= William Scott (Anglican priest, born 1813) =

English clergyman

William Scott (1813–1872) was an English clergyman, a leading High Church figure of his time.

==Life==
Born in London on 2 May 1813 (13 May according to another source), he was the second son of Thomas Scott, merchant, of Clement's Lane and Newington, Surrey. In October 1827 he was entered at Merchant Taylors' School, and on 14 June 1831 he matriculated at The Queen's College, Oxford, as Michel exhibitioner. He was Michel scholar in 1834–8, and graduated B.A. in 1835 and M.A. in 1839. Ordained deacon in 1836 and priest in 1837, he held three curacies, the last of which was under William Dodsworth at Christ Church, Albany Street, London. In 1839 he was made perpetual curate of Christ Church, Hoxton, where he remained till 1860, and was widely known as ‘Scott of Hoxton.’ In 1860 he was appointed by Lord-chancellor John Campbell, 1st Baron Campbell vicar of St Olave's, Jewry, with St Martin Pomeroy.

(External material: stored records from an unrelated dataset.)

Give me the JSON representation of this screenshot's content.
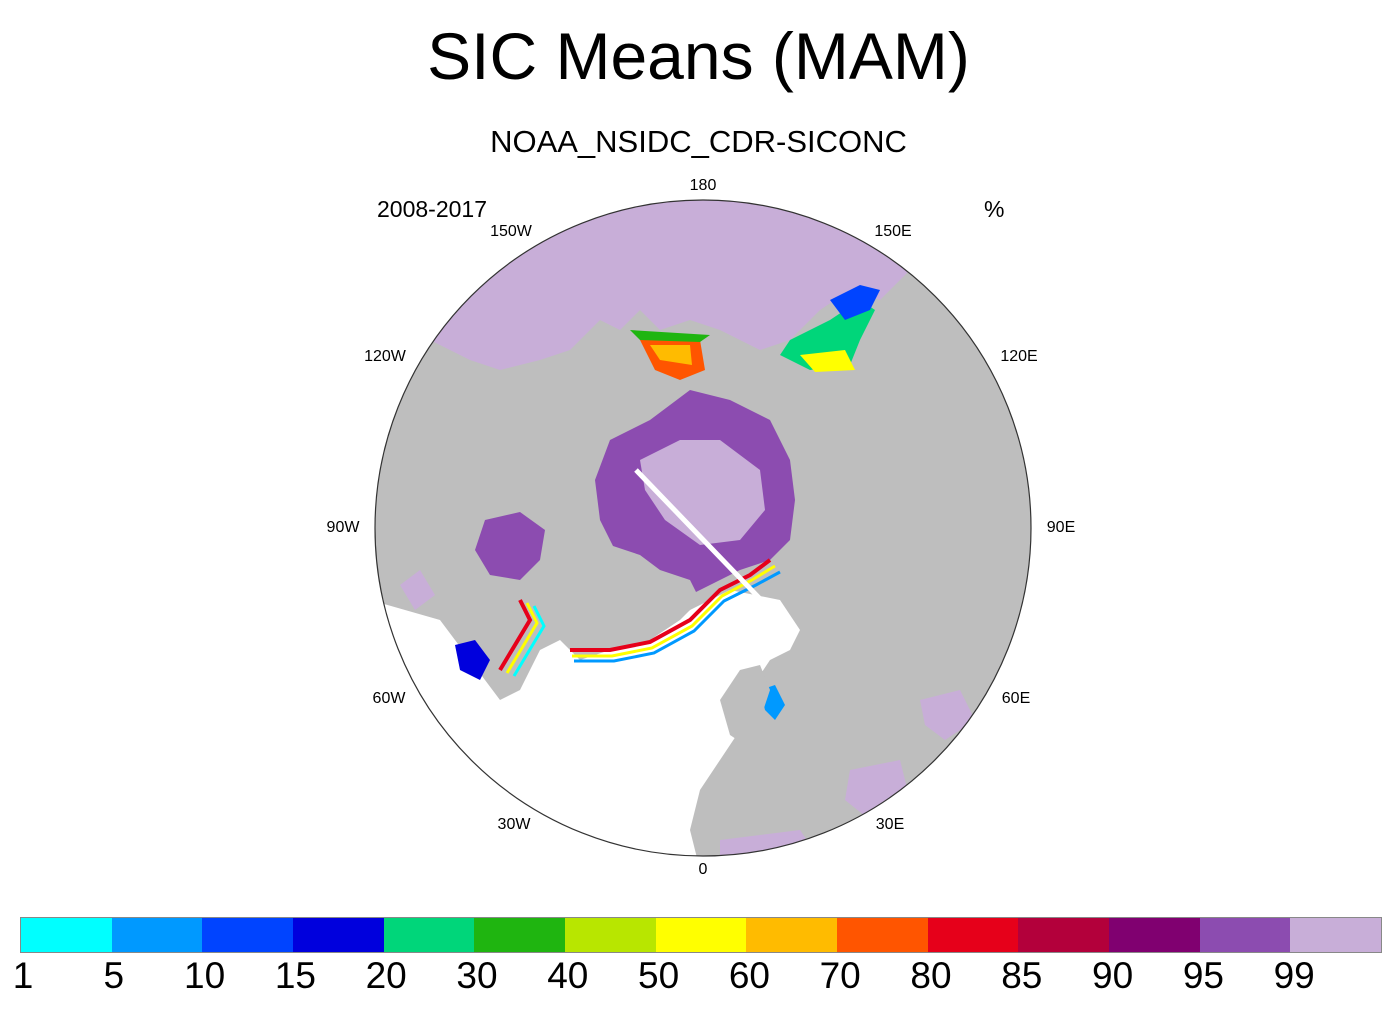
{
  "title": "SIC Means (MAM)",
  "subtitle": "NOAA_NSIDC_CDR-SICONC",
  "period": "2008-2017",
  "units": "%",
  "longitude_labels": {
    "lon_180": "180",
    "lon_150e": "150E",
    "lon_120e": "120E",
    "lon_90e": "90E",
    "lon_60e": "60E",
    "lon_30e": "30E",
    "lon_0": "0",
    "lon_30w": "30W",
    "lon_60w": "60W",
    "lon_90w": "90W",
    "lon_120w": "120W",
    "lon_150w": "150W"
  },
  "colors": {
    "land": "#bebebe",
    "ocean": "#ffffff",
    "full_ice": "#c8aed8",
    "dense_ice": "#8c4cb0"
  },
  "colorbar": {
    "colors": [
      "#00ffff",
      "#0099ff",
      "#0044ff",
      "#0000dd",
      "#00d67a",
      "#1fb510",
      "#b8e600",
      "#ffff00",
      "#ffbb00",
      "#ff5500",
      "#e6001a",
      "#b3003b",
      "#800070",
      "#8c4cb0",
      "#c8aed8"
    ],
    "tick_labels": [
      "1",
      "5",
      "10",
      "15",
      "20",
      "30",
      "40",
      "50",
      "60",
      "70",
      "80",
      "85",
      "90",
      "95",
      "99"
    ]
  }
}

Scott was an active member of the high-church party. When in 1841 the Christian Remembrancer was set up, he was made co-editor with Francis Garden. In 1844, when it became a quarterly, James Bowling Mozley for a short time succeeded Garden, but during a large part of the life of the paper, which ended in 1868, Scott was sole editor. He felt deeply the conversion of John Henry Newman to Catholicism, though personally unacquainted with him. Scott took a leading part in the agitation following the Gorham judgment. His ‘Letter to the Rev. Daniel Wilson,’ 1850, a reply to Daniel Wilson's bitter attack on the Tractarians, passed through four editions. In 1846 he joined Edward Pusey and his associates in their efforts to prevent the ordination at St Paul's Cathedral of Samuel Gobat, the Lutheran bishop-elect of Jerusalem. Ten years later he was, with Pusey, John Keble, and others, one of the eighteen clergy who signed the protest against Archbishop John Bird Sumner's condemnation of Archdeacon George Anthony Denison. Scott's advice was sought by the bishops Henry Phillpotts and Walter Kerr Hamilton. Richard William Church was a close friend.

He was among the founders of the Saturday Review, to which he contributed, and was a member of Mr. William Gladstone's election committees at Oxford. He was one of the prime movers in the formation in 1848 of the London Union on Church Matters, and from 1859 onwards was chairman of the committee of the Ecclesiological Society. He was one of the chief advisers of Henry Hart Milman and Henry Longueville Mansel in the work of restoration at St Paul's Cathedral, acting for some time as honorary secretary of the restoration committee. In 1858 Scott was elected president of Sion College, and next year published a continuation of the ‘Account’ of the college by John Russell.

Scott died on 11 January 1872 of spinal disease. He married Margaret Beloe, granddaughter of William Beloe, and had three sons and two daughters. One of his sons was the critic Clement Scott.

==Works==
In 1841 he edited, with additions and illustrations, Roger Laurence's Lay Baptism invalid; and in 1847, for the Library of Anglo-Catholic Theology, the works of William Laud in seven volumes. Several of his sermons are in A. Watson's Collection. His Plain Words for Plain People, 1844, censured the Society for Promoting Christian Knowledge for garbling theological works.